The initial step is the acquisition of the text, from the digital image, done by a combination of manual transcription (for producing ground truth), automated handwritten text recognition, and post-correction. The raw text thus obtained is then structured and stored in an XML/TEI based format. All these tasks are performed before the normalisation step, here represented by lemmatization and linguistic annotation, done with the help of neural network-based taggers/lemmatizers.
Traditionally, normalisation consists of the preparation of the texts for alignment and might imply lowercasing, removing punctuation or editorial markup, as well as the temporary removal of formal features (Silva and Love, 1969 ; Robinson, 1989). Our proposal is to move to an automatic normalisation performed using NLP tools. Each token (i.e. word) is annotated with linguistic information such as part of speech, lemma and detailed morphological information. This kind of normalisation is only possible when suitable resources are available. For Old Spanish, Freeling (Padró Stanilovsky, 2012) provides a specific module (Boleda, 2011; Porta et al., 2013). For Old French, we used the data provided by the
Geste corpus (Camps et al., 2016), annotated with lemmas, as well as POS and morph tags according to the Cattex scheme (Prevost et al., 2013). With this data, we trained a neural tagger/lemmatizer suitable for variation-rich languages (Kestemont et al., 2017 ; Manjavacas et al., 2019). On the test set, accuracy reached 94.5 and 95% for lemmatization and POS-tagging, and was in the range 94-98.5% for different morphological features.

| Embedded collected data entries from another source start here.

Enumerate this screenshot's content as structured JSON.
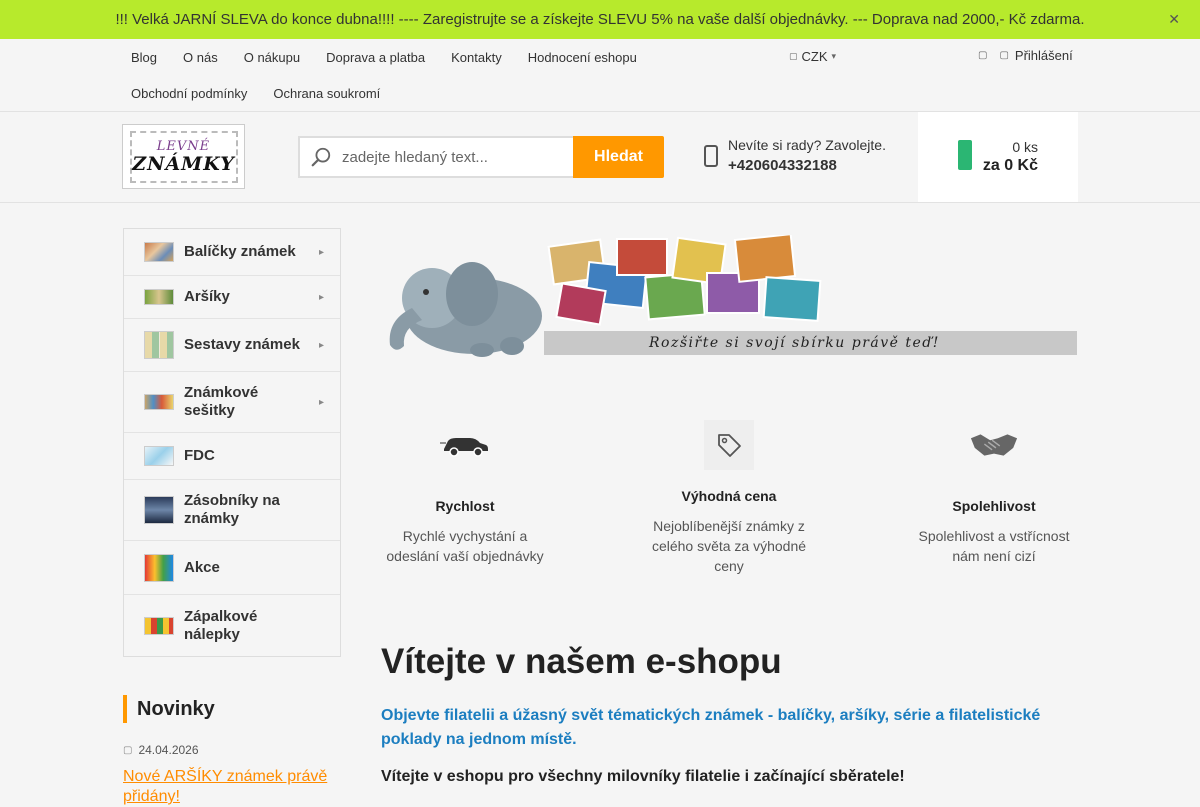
{
  "promo": {
    "text": "!!! Velká JARNÍ SLEVA do konce dubna!!!! ---- Zaregistrujte se a získejte SLEVU 5% na vaše další objednávky. --- Doprava nad 2000,- Kč zdarma.",
    "close_icon": "close-icon"
  },
  "topnav": {
    "links_row1": [
      "Blog",
      "O nás",
      "O nákupu",
      "Doprava a platba",
      "Kontakty",
      "Hodnocení eshopu"
    ],
    "links_row2": [
      "Obchodní podmínky",
      "Ochrana soukromí"
    ],
    "currency": "CZK",
    "login": "Přihlášení"
  },
  "header": {
    "logo_line1": "LEVNÉ",
    "logo_line2": "ZNÁMKY",
    "search_placeholder": "zadejte hledaný text...",
    "search_button": "Hledat",
    "help_text": "Nevíte si rady? Zavolejte.",
    "phone": "+420604332188",
    "cart_qty": "0 ks",
    "cart_price": "za 0 Kč"
  },
  "categories": [
    {
      "label": "Balíčky známek"
    },
    {
      "label": "Aršíky"
    },
    {
      "label": "Sestavy známek"
    },
    {
      "label": "Známkové sešitky"
    },
    {
      "label": "FDC"
    },
    {
      "label": "Zásobníky na známky"
    },
    {
      "label": "Akce"
    },
    {
      "label": "Zápalkové nálepky"
    }
  ],
  "news": {
    "title": "Novinky",
    "date": "24.04.2026",
    "link": "Nové ARŠÍKY známek právě přidány!"
  },
  "banner": {
    "slogan": "Rozšiřte si svojí sbírku právě teď!"
  },
  "benefits": [
    {
      "title": "Rychlost",
      "desc": "Rychlé vychystání a odeslání vaší objednávky",
      "icon": "car-icon"
    },
    {
      "title": "Výhodná cena",
      "desc": "Nejoblíbenější známky z celého světa za výhodné ceny",
      "icon": "price-tag-icon"
    },
    {
      "title": "Spolehlivost",
      "desc": "Spolehlivost a vstřícnost nám není cizí",
      "icon": "handshake-icon"
    }
  ],
  "welcome": {
    "heading": "Vítejte v našem e-shopu",
    "lead": "Objevte filatelii a úžasný svět tématických známek - balíčky, aršíky, série a filatelistické poklady na jednom místě.",
    "sub": "Vítejte v eshopu pro všechny milovníky filatelie i začínající sběratele!"
  },
  "colors": {
    "promo_bg": "#b7ea2c",
    "accent": "#ff9800",
    "cart_icon": "#2bb673",
    "lead_blue": "#1c7ec0"
  }
}
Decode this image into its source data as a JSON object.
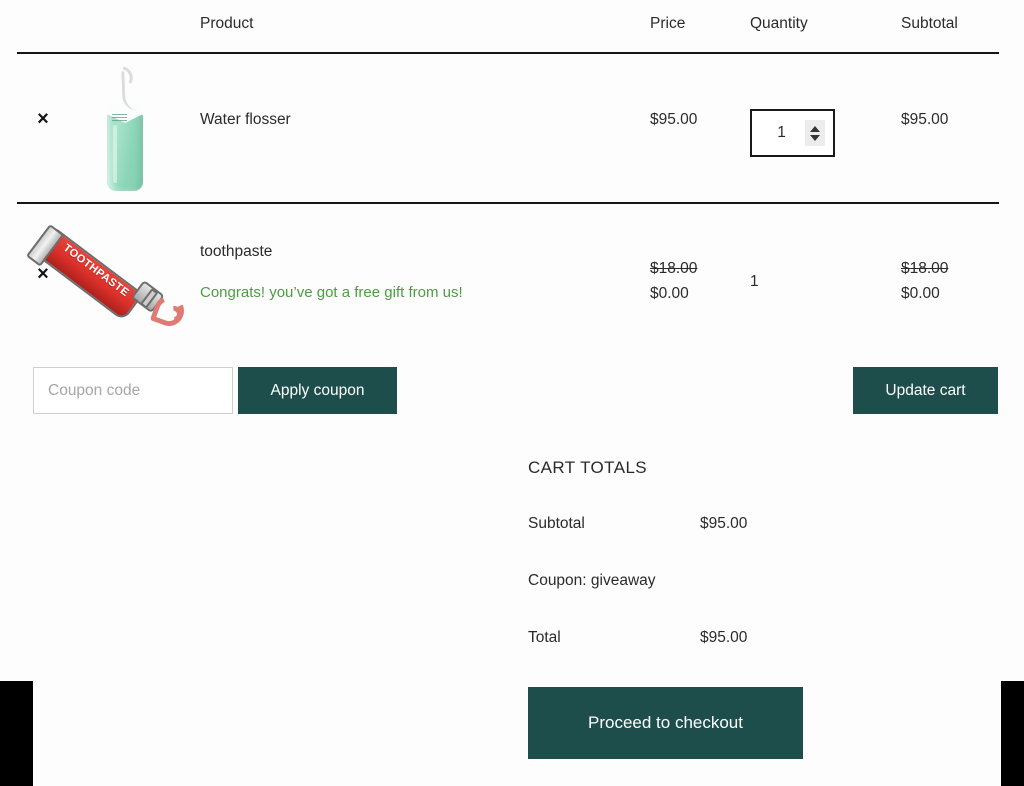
{
  "table": {
    "headers": {
      "product": "Product",
      "price": "Price",
      "quantity": "Quantity",
      "subtotal": "Subtotal"
    },
    "remove_symbol": "×",
    "rows": [
      {
        "name": "Water flosser",
        "thumb_icon": "water-flosser-image",
        "price": "$95.00",
        "quantity": "1",
        "subtotal": "$95.00"
      },
      {
        "name": "toothpaste",
        "thumb_icon": "toothpaste-tube-image",
        "thumb_text": "TOOTHPASTE",
        "gift_note": "Congrats! you’ve got a free gift from us!",
        "price_original": "$18.00",
        "price_discounted": "$0.00",
        "quantity": "1",
        "subtotal_original": "$18.00",
        "subtotal_discounted": "$0.00"
      }
    ]
  },
  "coupon": {
    "placeholder": "Coupon code",
    "value": "",
    "apply_label": "Apply coupon"
  },
  "actions": {
    "update_cart_label": "Update cart"
  },
  "cart_totals": {
    "title": "CART TOTALS",
    "rows": [
      {
        "label": "Subtotal",
        "value": "$95.00"
      },
      {
        "label": "Coupon: giveaway",
        "value": ""
      },
      {
        "label": "Total",
        "value": "$95.00"
      }
    ],
    "checkout_label": "Proceed to checkout"
  },
  "colors": {
    "button": "#1d4e4c",
    "gift_text": "#4a9e3f",
    "rule": "#151515",
    "background": "#fdfdfd"
  }
}
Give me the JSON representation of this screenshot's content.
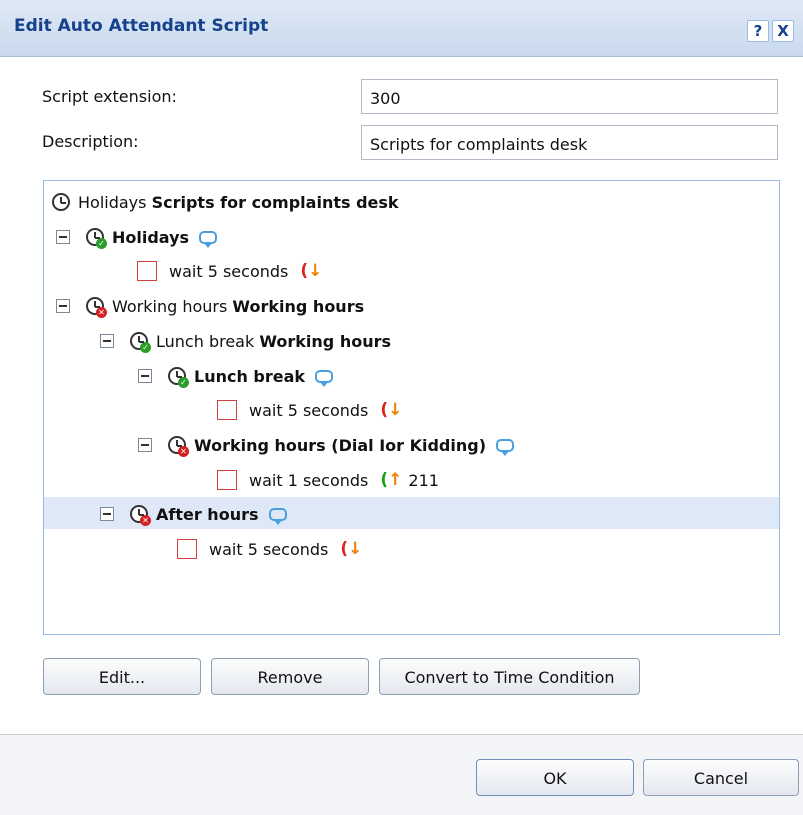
{
  "dialog": {
    "title": "Edit Auto Attendant Script",
    "help_label": "?",
    "close_label": "X"
  },
  "form": {
    "extension_label": "Script extension:",
    "extension_value": "300",
    "description_label": "Description:",
    "description_value": "Scripts for complaints desk"
  },
  "tree": {
    "root": {
      "prefix": "Holidays",
      "title": "Scripts for complaints desk"
    },
    "holidays": {
      "title": "Holidays",
      "action": "wait 5 seconds"
    },
    "working": {
      "prefix": "Working hours",
      "title": "Working hours"
    },
    "lunch_group": {
      "prefix": "Lunch break",
      "title": "Working hours"
    },
    "lunch": {
      "title": "Lunch break",
      "action": "wait 5 seconds"
    },
    "dial": {
      "title": "Working hours (Dial Ior Kidding)",
      "action": "wait 1 seconds",
      "number": "211"
    },
    "after": {
      "title": "After hours",
      "action": "wait 5 seconds"
    }
  },
  "buttons": {
    "edit": "Edit...",
    "remove": "Remove",
    "convert": "Convert to Time Condition",
    "ok": "OK",
    "cancel": "Cancel"
  },
  "colors": {
    "title_text": "#15428b",
    "selection": "#dfe8f6",
    "hangup": "#e02020",
    "forward": "#18a018",
    "comment": "#49a0e0"
  }
}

After normalisation, the texts enriched with linguistic information can be used to perform the alignment. Variation in structure, order or content in medieval texts is favoured by the existence of ‘active textual transmission’ (Vàrvaro, 1970) and by processes of rewriting, prosification/versification, etc. Changes in the order of the structural entities (verses, paragraphs, etc.) are also common. In order to collate these displaced entities, a phase of macro-structural alignment might be needed. This process can be done by a combination of direct expertise and tools conceived for detecting paraphrase, text reuse or computing similarities (Büchler et al., 2014; Jänicke and Wrisley, 2018).
The very collation is then made by using the collation program CollateX (Dekker et al., 2011 and 2015) in its Python version. CollateX uses multiple alignment algorithms, suitable for the comparison of more than two witnesses (Spadini, 2017); its modular structure, based on the Gothenburg model, enables the user to intervene on each module separately and to add new ones.
All these software bricks can be integrated in a more complex pipeline up to the the final output. The modular structure of CollateX enables us to adjust the alignment and the visualization phases, in order to take into account the linguistic annotations added to each token. The alignment is performed directly on the annotation, used as a normalised form. In the creation of the output, some rules are added to compare the original forms with the annotation and to assign a category to the variant. For example, the category 'formal variant' is assigned to aligned tokens which have the same annotations but different original forms, such as:
mielz (pos: adverb; lemma:
mieus),
miels (pos: adverb; lemma:
mieus),
miaus (pos: adverb; lemma:
mieus).
Additional rules can be used for classifying variants into finer-grained categories, using linguistic annotation (fig. 2).
This paper presents some early results of an ongoing research on automatic collation and categorization of variants. Performing normalization using NLP tools not only speeds up the task, but also makes the identification of fine-grained categories possible. The case studies show the strong and weak points of this proposal and of the technical solutions for its implementation. Eventually, this research forces us to reflect upon the importance of having software components which are open and modular, in order to improve them and to include them in computational pipelines.